SOCIAL ENTERPRISE DAY: Frontline NHS staff start 20 new social enterprises

19 November 2009
Phil Hope

Hope: 'I want staff to use their specialist skills and knowledge to transform local services'

Frontline NHS staff have designed 20 new social enterprises to transform the care of patients, care services minister Phil Hope announced today.

The staff used the Department of Health's (DH) right to request initiative, which allows all NHS staff to request to start their own health service-delivering social enterprise, to put their ideas into motion.

These first projects include services to help homeless people, children and young people, and to provide mental health services.

Hope, a former third sector minister, used Social Enterprise Day to announce that each of these projects would receive £30,000 of DH funding, a mentor and access to professional development opportunities that will help ensure their social enterprise is a success.

'Frontline staff see first-hand how effective local services are, what works and what doesn't. I want staff to use their specialist skills and knowledge to transform local services and improve the health and wellbeing of patients and users,' Hope said.
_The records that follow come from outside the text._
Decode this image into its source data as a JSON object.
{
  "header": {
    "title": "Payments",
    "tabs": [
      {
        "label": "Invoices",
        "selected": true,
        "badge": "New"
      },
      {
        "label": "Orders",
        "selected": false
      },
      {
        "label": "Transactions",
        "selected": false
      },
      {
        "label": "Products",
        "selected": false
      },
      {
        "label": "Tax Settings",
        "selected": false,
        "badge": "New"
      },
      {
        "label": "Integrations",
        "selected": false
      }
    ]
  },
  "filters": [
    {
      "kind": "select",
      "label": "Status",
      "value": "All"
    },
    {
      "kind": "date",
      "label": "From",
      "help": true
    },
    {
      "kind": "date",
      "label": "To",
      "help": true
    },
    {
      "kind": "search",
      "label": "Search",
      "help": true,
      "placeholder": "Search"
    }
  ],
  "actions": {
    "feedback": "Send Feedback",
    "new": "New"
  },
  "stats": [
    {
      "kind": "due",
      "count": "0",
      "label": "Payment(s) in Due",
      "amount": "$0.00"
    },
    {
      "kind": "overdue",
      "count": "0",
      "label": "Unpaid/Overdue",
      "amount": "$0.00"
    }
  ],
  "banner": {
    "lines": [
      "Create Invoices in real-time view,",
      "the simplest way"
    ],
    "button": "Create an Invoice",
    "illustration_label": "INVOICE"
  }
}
'I am delighted that 20 organisations have won support and funding to set up a social enterprise through our right to request scheme. I look forward to seeing many more in future.'

Jonathan Bland, CEO of the Social Enterprise Coalition, said: 'The social enterprise sector is diverse with more than 6,000 social enterprises estimated to be delivering health and social care in the UK. This figure continues to rise as growing numbers of health and social care professionals look at social enterprise as a viable option to tackle unmet needs and address health inequalities.'

Funding and support for NHS staff using the right to request to  set up a social enterprise comes from DH's social enterprise unit and the DH's £100m Social Enterprise Investment Fund.